The algorithms can be categorized into 3 fundamental kinds:
Supervised Algorithm, Unsupervised Algorithms, Reinforcement Algorithms.
Here’s a guide to some algorithms that every data scientists should know:
Linear Regression, Logistic Regression, Naive Bayes, K-Nearest Neighbor, Support Vector Machines, Decision Tree, Random Forest.
Once you get around the concepts, it is extremely important to implement them yourself to really understand how they work. There’s a really cool Github repository on minimal and clean examples of machine learning algorithms implementations. You can fork the repo and perform the code on your computer.
5. Learn Presentation Skills
You need to build the capacity to communicate your results. You need to know how to describe your results well, what are the possible explanations of your results, and what is the best way to present them. Sometimes no matter how good your core analysis is, if you fail to communicate your results with others, or present your insights in the most comprehensive way, your analysis will be undermined. In order to represent your results well, you need to know how to use different data visualizations libraries in Python. Additionally, you might find yourself at an advantage if you know how to work with technologies like Tableau. People find it easier and more convenient to gain insights from data using visuals as opposed to rummaging through huge amounts of data.
6. Join the community
I cannot emphasize enough on how necessary it is to become a part of the community. Many people feel that it’s a solo journey all the way, which couldn’t be further from the truth. Being a part of the community will not only help you absorb the collective knowledge of the people around the world but also tip the sails of your ship to where the world is currently heading. It’s hard to fall behind when you are an active participant in public discussions and forums. You should definitely join and explore GitHub regularly, which has over 30 million repositories and over 12 million users. Almost all companies, big and small, open-source a lot of their resources for you to use for absolutely free and contribute further to the project.
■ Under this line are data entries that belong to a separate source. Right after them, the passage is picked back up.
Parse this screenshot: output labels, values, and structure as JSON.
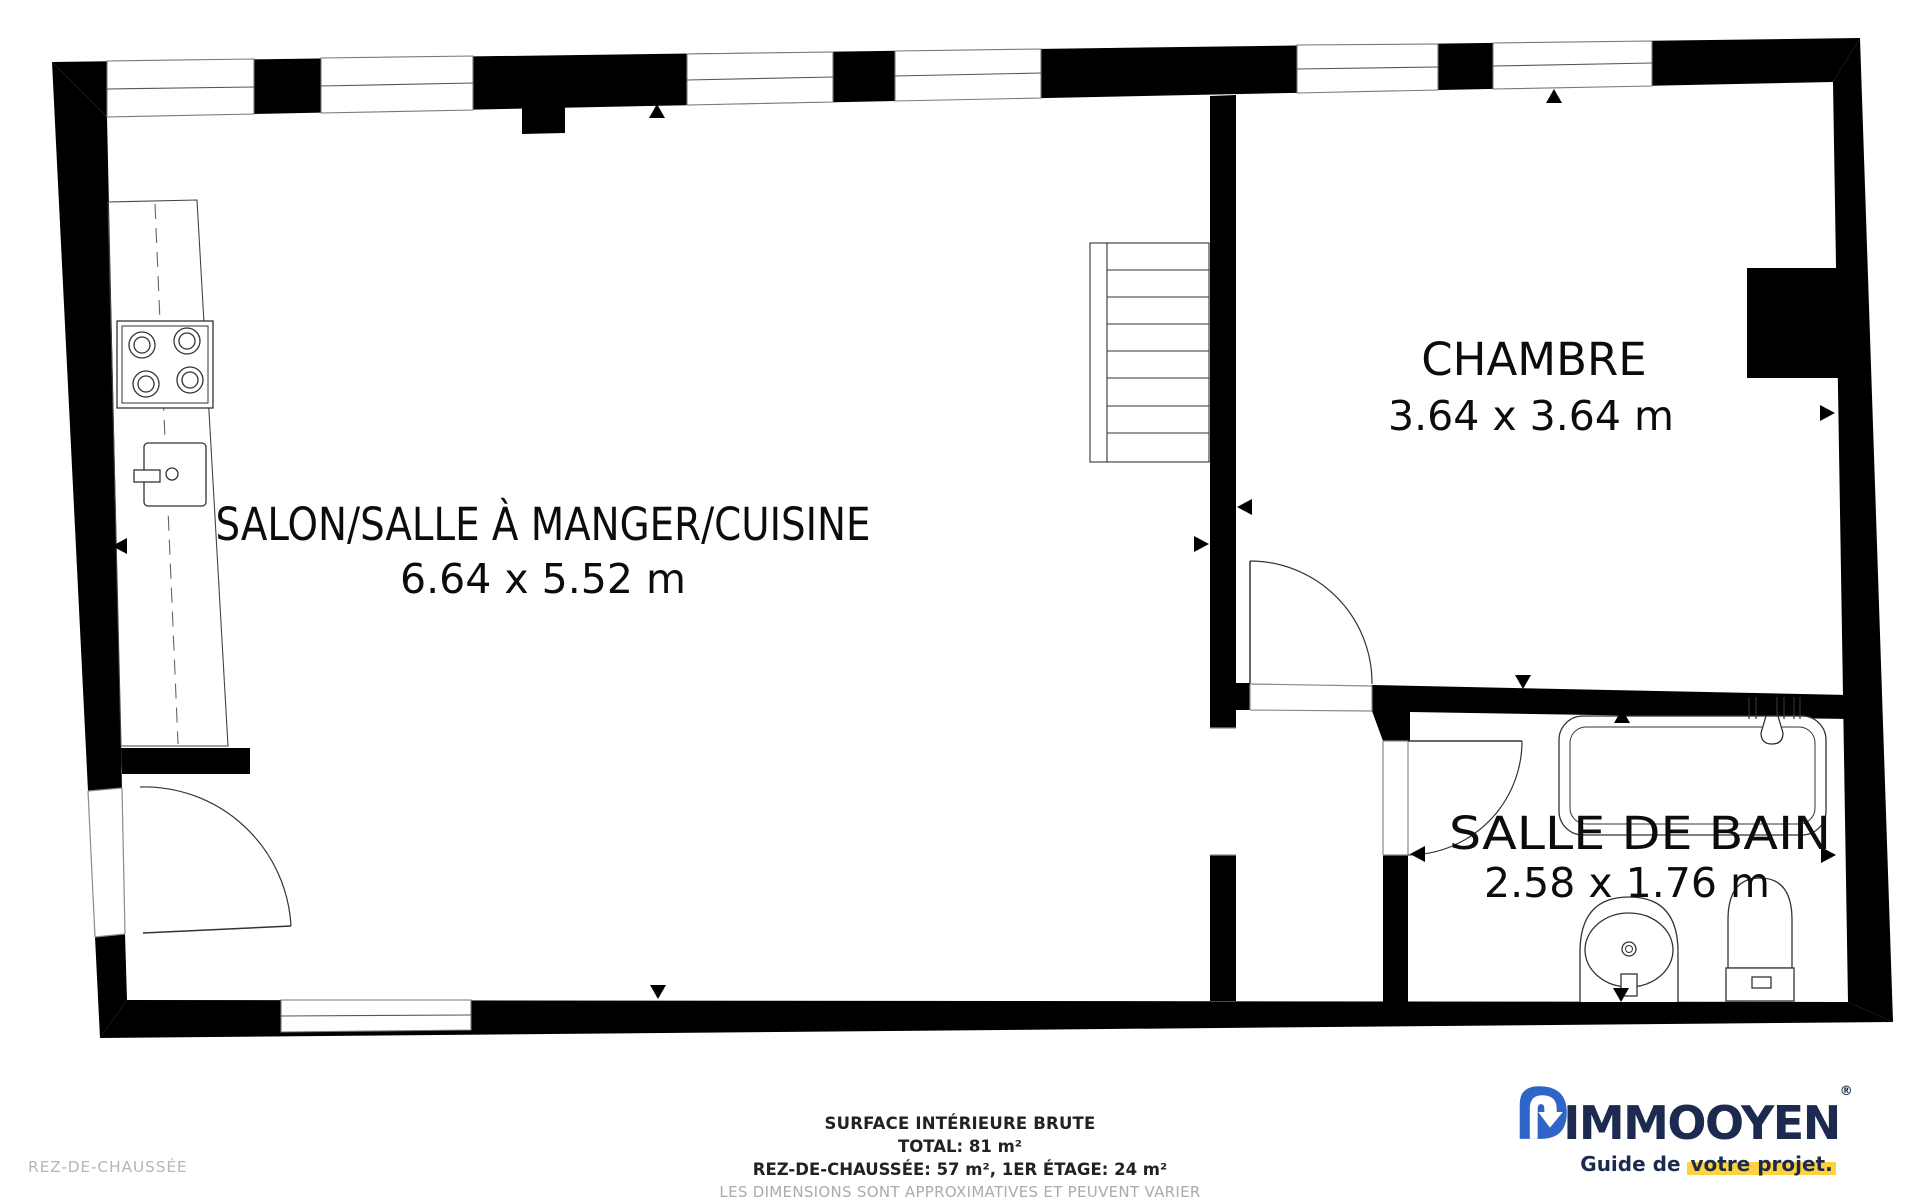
{
  "plan": {
    "floor": "REZ-DE-CHAUSSÉE",
    "rooms": {
      "living": {
        "name": "SALON/SALLE À MANGER/CUISINE",
        "dimensions": "6.64 x 5.52 m"
      },
      "bedroom": {
        "name": "CHAMBRE",
        "dimensions": "3.64 x 3.64 m"
      },
      "bathroom": {
        "name": "SALLE DE BAIN",
        "dimensions": "2.58 x 1.76 m"
      }
    },
    "icons": {
      "window": "double-line wall opening",
      "door_swing": "quarter-circle arc with leaf",
      "staircase": "8-tread stair run",
      "stove": "4-burner cooktop",
      "kitchen_sink": "sink with faucet",
      "bathtub": "tub with shower head",
      "washbasin": "pedestal basin",
      "toilet": "toilet with tank",
      "dimension_arrow": "small black triangle marker"
    }
  },
  "footer": {
    "surface_title": "SURFACE INTÉRIEURE BRUTE",
    "total": "TOTAL: 81 m²",
    "breakdown": "REZ-DE-CHAUSSÉE: 57 m², 1ER ÉTAGE: 24 m²",
    "disclaimer": "LES DIMENSIONS SONT APPROXIMATIVES ET PEUVENT VARIER",
    "floor_label": "REZ-DE-CHAUSSÉE"
  },
  "logo": {
    "brand_prefix": "IMMO",
    "brand_suffix": "OYEN",
    "registered": "®",
    "tagline_prefix": "Guide de ",
    "tagline_highlight": "votre projet.",
    "colors": {
      "navy": "#1b2a4e",
      "blue": "#2f65c9",
      "yellow": "#fdd23e"
    }
  }
}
You can see what people worldwide are currently working on and the level of sophistication of code that is required.
Here are some of the people and organizations I follow on Twitter to get regular updates on the overall scene of data science. You can get access to my full list here.
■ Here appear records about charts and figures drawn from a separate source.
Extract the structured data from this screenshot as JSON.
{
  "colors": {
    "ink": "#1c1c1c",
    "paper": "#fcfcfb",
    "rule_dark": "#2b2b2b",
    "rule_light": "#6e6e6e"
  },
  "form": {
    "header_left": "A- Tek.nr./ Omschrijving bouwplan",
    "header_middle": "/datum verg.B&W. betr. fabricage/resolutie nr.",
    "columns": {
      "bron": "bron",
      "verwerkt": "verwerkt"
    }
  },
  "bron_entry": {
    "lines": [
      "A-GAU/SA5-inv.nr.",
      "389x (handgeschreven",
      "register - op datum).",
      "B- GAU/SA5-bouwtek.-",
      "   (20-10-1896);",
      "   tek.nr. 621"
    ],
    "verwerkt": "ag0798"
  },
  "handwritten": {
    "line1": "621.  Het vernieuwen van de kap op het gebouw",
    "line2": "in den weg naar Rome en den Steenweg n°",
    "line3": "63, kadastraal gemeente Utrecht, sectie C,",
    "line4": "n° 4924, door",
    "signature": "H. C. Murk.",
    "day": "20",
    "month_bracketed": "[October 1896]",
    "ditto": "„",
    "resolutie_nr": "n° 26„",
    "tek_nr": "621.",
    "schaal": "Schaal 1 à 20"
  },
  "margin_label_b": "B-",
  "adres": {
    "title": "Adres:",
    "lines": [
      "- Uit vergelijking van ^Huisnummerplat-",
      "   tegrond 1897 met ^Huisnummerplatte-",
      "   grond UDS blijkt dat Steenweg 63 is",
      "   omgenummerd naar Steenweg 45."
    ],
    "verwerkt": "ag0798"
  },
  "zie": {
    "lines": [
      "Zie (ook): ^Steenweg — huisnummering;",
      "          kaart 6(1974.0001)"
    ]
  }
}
This article is by no means a complete list of all the skills required to be a really good data scientist. I did not even include the name of books you should read and there are plenty of areas I have deliberately skipped. The purpose of the article is to give you a broad sense of the kind of skills that are expected from an individual if (s)he decides to pursue data science. The world changes fast and everyday some things become irrelevant. Libraries become deprecated, newer improved libraries are introduced. It is futile to fight the test of time, because nothing can and nothing will.